Berdasarkan penjelasan di atas, maka fungsi evaluasi pembelajaran adalah:
Pertama, untuk perbaikan pengembangan sistem pembelajaran. Kedua, untuk
akreditasi. Dalam UU No. 20/2003 Bab 1 pasal 1 ayat 22 dijelaskan bahwa”
akreditasi adalah kegiatan penilaian kelayakan program dalam satuan pendidikan
berdasarkan kriteria yang telah ditetapkan.[16]
1. E. ACUAN
EVALUASI
Di dalam setiap kegiatan belajar mengajar selalu dilakukan penilaian. Hasil
penilaian disajikan dalam bentuk nilai angka atau huruf.

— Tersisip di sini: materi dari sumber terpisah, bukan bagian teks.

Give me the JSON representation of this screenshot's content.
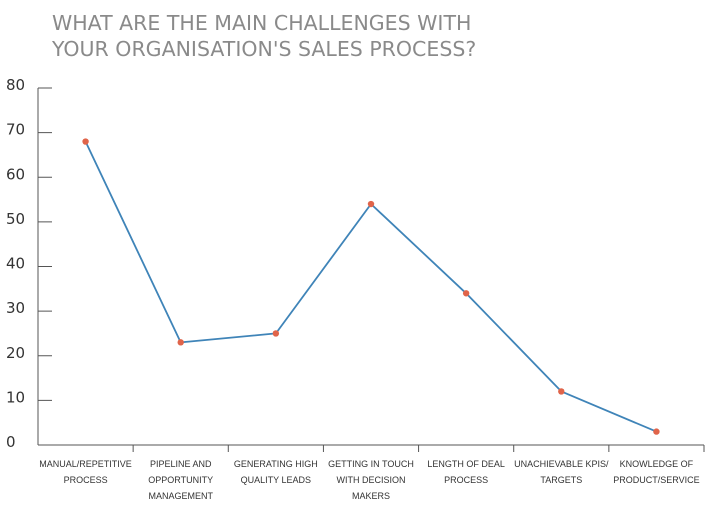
{
  "chart_data": {
    "type": "line",
    "title_lines": [
      "WHAT ARE THE MAIN CHALLENGES WITH",
      "YOUR ORGANISATION'S SALES PROCESS?"
    ],
    "categories": [
      [
        "MANUAL/REPETITIVE",
        "PROCESS"
      ],
      [
        "PIPELINE AND",
        "OPPORTUNITY",
        "MANAGEMENT"
      ],
      [
        "GENERATING HIGH",
        "QUALITY LEADS"
      ],
      [
        "GETTING IN TOUCH",
        "WITH DECISION",
        "MAKERS"
      ],
      [
        "LENGTH OF DEAL",
        "PROCESS"
      ],
      [
        "UNACHIEVABLE KPIS/",
        "TARGETS"
      ],
      [
        "KNOWLEDGE OF",
        "PRODUCT/SERVICE"
      ]
    ],
    "series": [
      {
        "values": [
          68,
          23,
          25,
          54,
          34,
          12,
          3
        ]
      }
    ],
    "ylim": [
      0,
      80
    ],
    "yticks": [
      0,
      10,
      20,
      30,
      40,
      50,
      60,
      70,
      80
    ],
    "xlabel": "",
    "ylabel": "",
    "grid": false,
    "colors": {
      "line": "#3f84b8",
      "marker": "#e0644a",
      "axis": "#555555",
      "title": "#8a8a8a"
    }
  }
}
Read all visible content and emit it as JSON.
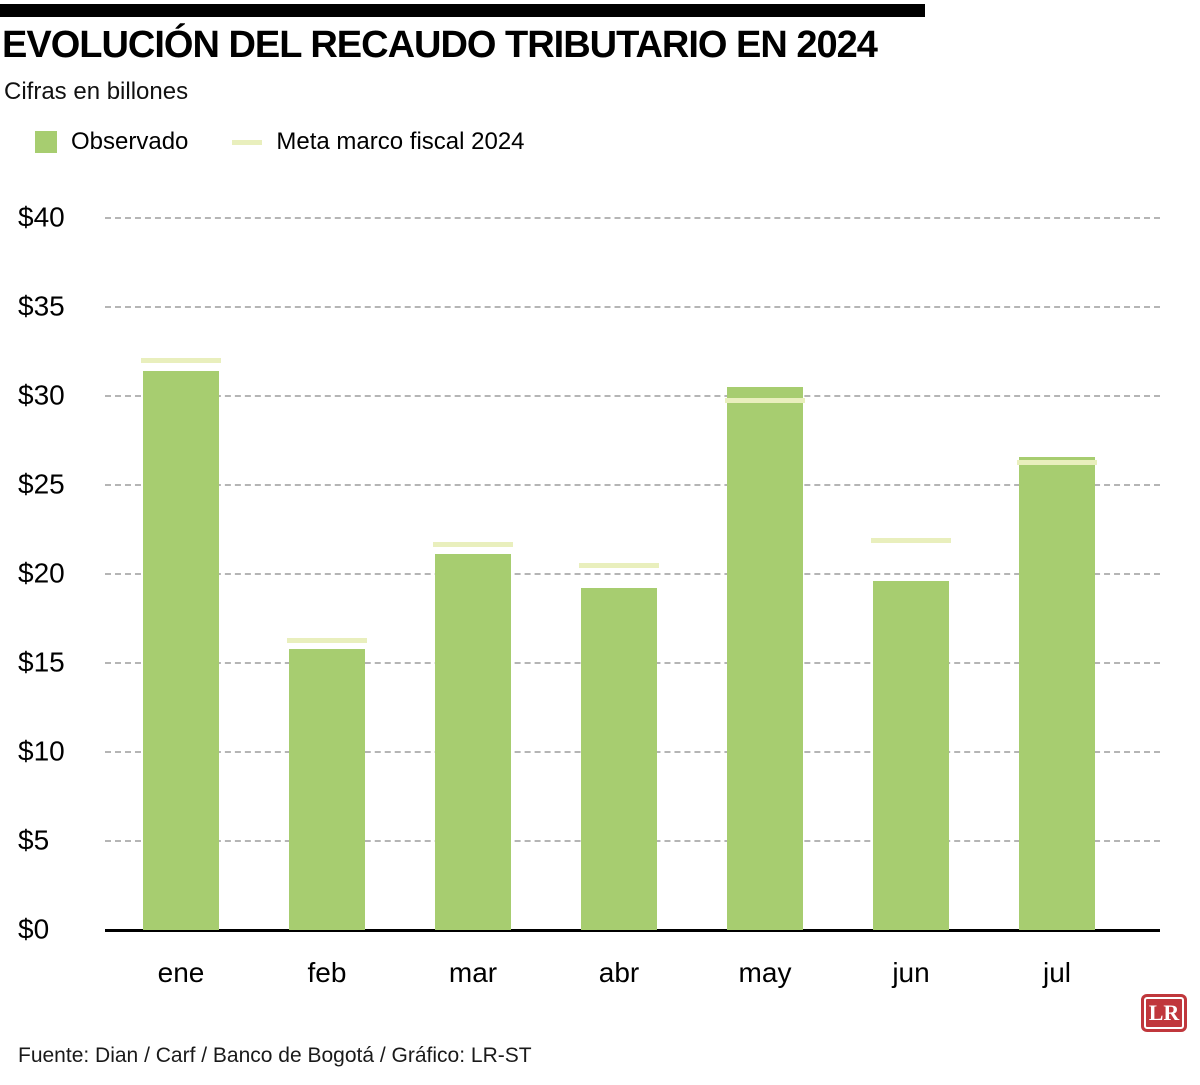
{
  "chart_data": {
    "type": "bar",
    "title": "EVOLUCIÓN DEL RECAUDO TRIBUTARIO EN 2024",
    "subtitle": "Cifras en billones",
    "categories": [
      "ene",
      "feb",
      "mar",
      "abr",
      "may",
      "jun",
      "jul"
    ],
    "series": [
      {
        "name": "Observado",
        "values": [
          31.4,
          15.8,
          21.1,
          19.2,
          30.5,
          19.6,
          26.6
        ]
      },
      {
        "name": "Meta marco fiscal 2024",
        "values": [
          32.0,
          16.3,
          21.7,
          20.5,
          29.8,
          21.9,
          26.3
        ]
      }
    ],
    "xlabel": "",
    "ylabel": "",
    "ylim": [
      0,
      40
    ],
    "ytick_step": 5,
    "yticks": [
      "$0",
      "$5",
      "$10",
      "$15",
      "$20",
      "$25",
      "$30",
      "$35",
      "$40"
    ],
    "grid": "horizontal-dashed",
    "legend_position": "top-left"
  },
  "legend": [
    {
      "label": "Observado",
      "swatch": "square"
    },
    {
      "label": "Meta marco fiscal 2024",
      "swatch": "line"
    }
  ],
  "footer": {
    "source": "Fuente: Dian / Carf / Banco de Bogotá / Gráfico: LR-ST",
    "logo_text": "LR"
  },
  "colors": {
    "bar": "#a7cd70",
    "meta": "#e9efbd",
    "grid": "#b5b5b5",
    "axis": "#000000",
    "logo_bg": "#c0373c"
  }
}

Dalam hal ini, ada
lembaga pendidikan yang menggunakan nilai angka dengan skala 0 smapi 100 dan
ada pula yang menggunakan nilai angka itu dengan skala 0 sampai 10. Di
perguruan tinggi umumnya digunakan nilai huruf, yaitu A,B,C,D dan F atau TL.
Nilai –nilai huruf itu akan ditransfer ke dalam nilai angka dengan bobot
masing-masing sebagai berikut: A=4, B=3, C=2, D=1, dan F ( atau TL) =0.[17]
Pengolahan nilai-nilai menjadi nilai akhir seorang siswa dapat dilakukan dengan
mengacu kepada kriteria atau patokan tertentu. Dalam hal ini dikenal adanya dua
patokan yang umum dipakai dalam penelitian itu, yakni “ penilaian acuan
patokan” ( criterion-referenced evaluation ) dan ‘ penilaian acuan norma (
norm-referenced evaluation ).[18]
1) PAN (Penilaian Acuan Norma)
1. Pengertian
PAN (Norm
Referenced Evaluation) dikenal pula dengan sebutan “Standar Relatif” atau norma
kelompok. Pendekatan ini menafsirkan hasil tes yang diperoleh siswa dengan
membanding-kannya dengan hasil tes siswa lain dalam
kelompoknya. Alat pembanding itu ditentukan berdasarkan skor yang
diperoleh siswa dalam satu kelompok. Ini berarti bahwa standar kelulusan baru
dapat ditentukan setelah diperoleh skor siswa. Hal ini mengisyaratkan kepada
kita bahwa standar yang dibuat untuk kelompok tertentu tidak dapat digunakan
untuk kelompok lainnya. Begitu pula dengan standar yang digunakan untuk hasil tes
sebelumnya tidak dapat digunakan untuk hasil tes sekarang atau yang akan
datang. Jadi setiap kali kita memperoleh data hasil tes, kita dituntut untuk
membuat norma baru. Jika dibandingkan antara norma yang satu dengan yang
lainnya mungkin saja akan ditemukan standar yang sangat berbeda. Jika kelompok
tertentu kebetulan siswanya pintar-pintar, maka norma/standar kelulusannya akan
tinggi. Sebaliknya jika siswanya kurang pintar, maka standar kelulusannya pun
akan rendah. Itulah sebabnya pendekatan ini disebut standar relatif.[19]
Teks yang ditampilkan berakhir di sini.